From his first day in office, when he chose to avoid a settlers’ welcoming banquet in favor of lunch with Auguste Chouteau, Wilkinson showed a consistent bias in favor of the Creoles. Although justified in terms of democratic justice— when Louisiana became the Missouri Territory in 1812, the legislature would quickly vote to restore much of the Creoles’ land— this was a dangerous policy. It not only made enemies among Anglo-American settlers, but turned the military administrators against him. Two in particular, Major James Bruff, whose banquet Wilkinson spurned, and Colonel Samuel Hammond, were landowners as well, and each was to become a dangerous enemy. Both were retired professional soldiers, now in the militia, and as their military and civilian superior General Wilkinson loftily dismissed their opposition. Hammond he termed “a hackneyed scoundrel,” and Bruff nothing more than “a damned cunning fellow.”

For someone so subtle in playing off one individual against another, Wilkinson’s confrontation with the Anglo-American settlers seemed almost willful. Edward Hempstead, a leading St. Louis citizen, expressed a widely shared feeling when he wrote of the governor, “From a rank Federalist to a suspected Republican, he became a bigot and is now a petty tyrant.” Yet there was method in his quarreling. Many of the actions that aroused antagonism among the newcomers—his hostility to the judges, and his refusal to pardon Hammond’s nephew for murdering a Kickapoo man, for example— conciliated Creole and Native American feelings Since these people constituted a majority in the territory, his policy was more democratic than tyrannical. Unpopular though he was with the Anglo-Americans, Wilkinson’s stance helped reconcile a diffuse, frontier population to U.S. government.

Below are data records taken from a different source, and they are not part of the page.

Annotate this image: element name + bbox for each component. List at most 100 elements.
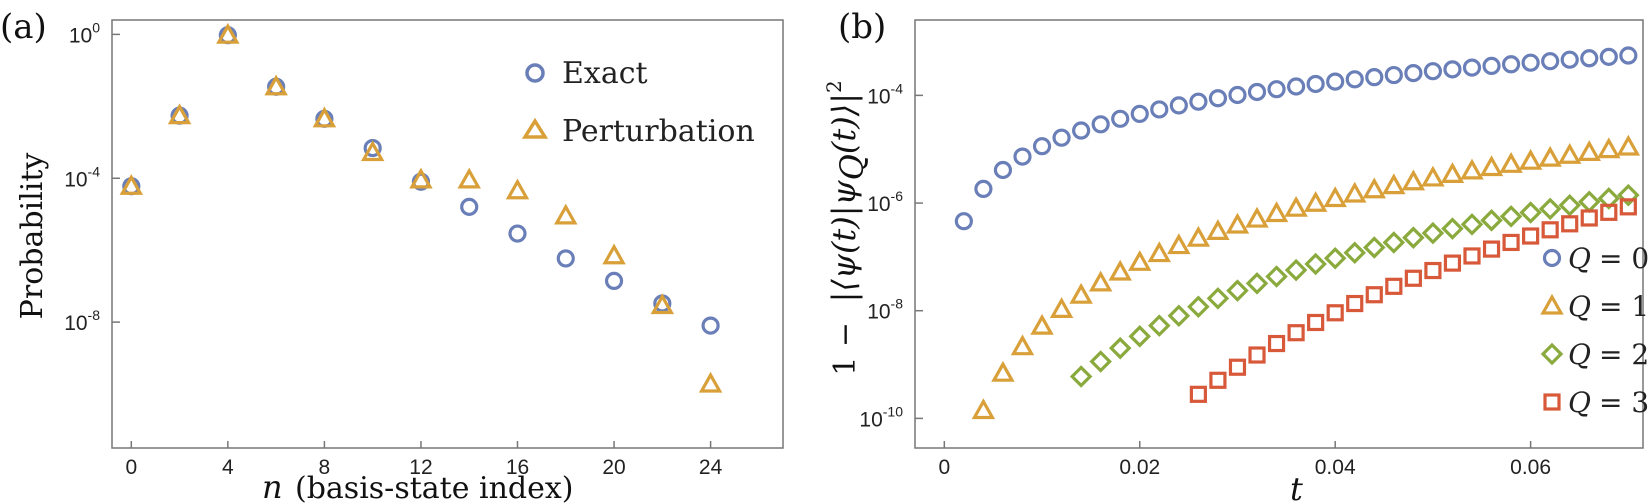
panel-b-label: (b) [838, 7, 886, 47]
q3-point [1307, 313, 1325, 332]
panel-a-x-axis-var: n [262, 468, 283, 504]
q1-point [1167, 233, 1191, 255]
q0-point [1599, 47, 1618, 66]
legend-exact-marker [525, 63, 545, 83]
q3-point [1600, 203, 1618, 221]
q2-point [1382, 231, 1406, 254]
q0-point [1326, 72, 1345, 91]
panel-a-x-axis-rest: (basis-state index) [295, 471, 574, 504]
q2-point [1167, 304, 1191, 328]
q1-point [1010, 334, 1035, 356]
q1-point [1186, 225, 1211, 247]
q0-point [954, 212, 973, 231]
y-tick-label: 10-4 [867, 80, 903, 108]
q1-point [1225, 212, 1250, 234]
q1-point [1088, 270, 1113, 292]
legend-perturbation-marker [521, 117, 549, 139]
panel-b-frame [914, 19, 1644, 449]
q0-point [1130, 104, 1149, 123]
legend-q1-marker [1540, 293, 1564, 315]
q0-point [1032, 137, 1052, 156]
q1-point [971, 398, 996, 420]
q1-point [1147, 241, 1172, 263]
x-tick-label: 16 [506, 456, 529, 479]
q0-point [1013, 147, 1032, 166]
q3-point [1580, 209, 1598, 227]
panel-b-x-axis-title: t [1290, 470, 1303, 504]
q3-point [1385, 277, 1403, 295]
q2-point [1499, 205, 1523, 228]
y-tick-label: 10-10 [859, 403, 903, 431]
q1-point [1518, 148, 1543, 170]
q1-point [1557, 142, 1582, 164]
q1-point [1030, 313, 1054, 335]
q2-point [1421, 221, 1445, 245]
q0-point [1228, 85, 1247, 105]
legend-q0-label: Q = 0 [1568, 242, 1649, 275]
q0-point [1247, 82, 1267, 102]
panel-b-y-sup: 2 [822, 80, 846, 93]
q2-point [1089, 350, 1112, 373]
q0-point [1052, 128, 1071, 147]
q0-point [993, 160, 1013, 180]
q1-point [1069, 282, 1093, 304]
q2-point [1265, 265, 1288, 288]
x-tick-label: 20 [602, 456, 625, 479]
exact-point [508, 224, 527, 243]
q1-point [1597, 137, 1621, 159]
q0-point [1150, 100, 1169, 119]
q0-point [1072, 121, 1091, 140]
q2-point [1363, 236, 1386, 259]
q2-point [1538, 197, 1562, 221]
q3-point [1443, 254, 1462, 272]
panel-b-y-tail: (t)⟩| [825, 93, 863, 154]
q2-point [1304, 252, 1327, 276]
q1-point [1382, 173, 1406, 195]
q3-point [1522, 227, 1540, 245]
panel-a: (a) 0 4 8 12 16 20 24 100 10-4 10-8 Exact Pertur… [0, 7, 784, 504]
q1-point [1499, 152, 1523, 173]
x-tick-label: 0.02 [1119, 456, 1160, 479]
q2-point [1128, 325, 1152, 348]
q1-point [1616, 134, 1641, 156]
q0-point [1443, 60, 1462, 79]
panel-b-y-expr: |⟨ψ(t)|ψ [825, 179, 863, 302]
exact-point [701, 316, 720, 335]
q1-point [991, 360, 1015, 382]
panel-a-x-ticks: 0 4 8 12 16 20 24 [125, 441, 723, 479]
q2-point [1226, 279, 1249, 302]
panel-b: (b) 0 0.02 0.04 0.06 10-4 10-6 10-8 10-10 Q = 0… [822, 7, 1649, 504]
q1-point [1460, 158, 1484, 180]
q0-point [1560, 50, 1579, 69]
panel-b-y-sub: Q [833, 154, 871, 180]
x-tick-label: 0.06 [1510, 456, 1551, 479]
q1-point [1245, 206, 1269, 228]
legend-q1-label: Q = 1 [1568, 290, 1649, 323]
q0-point [1208, 89, 1228, 108]
q0-point [1287, 77, 1306, 96]
panel-b-marks [954, 46, 1641, 420]
q0-point [1111, 109, 1130, 128]
q3-point [1541, 221, 1559, 239]
q0-point [1619, 46, 1638, 65]
q3-point [1189, 385, 1207, 403]
legend-q0-marker [1542, 248, 1562, 268]
q3-point [1424, 261, 1442, 280]
panel-a-y-axis-title: Probability [15, 153, 50, 320]
q0-point [1521, 53, 1540, 72]
q2-point [1148, 314, 1171, 337]
panel-a-y-ticks: 100 10-4 10-8 [64, 19, 120, 335]
q1-point [1049, 297, 1074, 318]
perturbation-point [505, 178, 530, 200]
q0-point [1482, 56, 1501, 76]
perturbation-point [457, 167, 481, 189]
q0-point [1091, 115, 1110, 134]
q0-point [1169, 96, 1188, 115]
q0-point [1541, 52, 1560, 71]
perturbation-point [167, 103, 192, 125]
q3-point [1346, 294, 1364, 313]
q2-point [1323, 246, 1347, 270]
q0-point [1423, 62, 1443, 81]
q0-point [1306, 74, 1325, 94]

In New Orleans by contrast, Governor Claiborne imposed the land laws and legal system of the United States without regard to the feelings of the majority Creole population and was faced with near rebellion. As Jefferson himself acknowledged, they were driven to this extreme by “the call on them by the land commissioners for their deeds” and by “the administration of justice in our forms, principles & language.” Whatever private reservations he might have about the roughshod tactics of the governor of Louisiana Territory, in public Jefferson unequivocally approved of his policy. “Not a single fact has appeared,” he told Senator Samuel Smith of Maryland in May 1806, “which occasions me doubt that I could have made a fitter appointment than Genl. Wilkenson [ sic ].”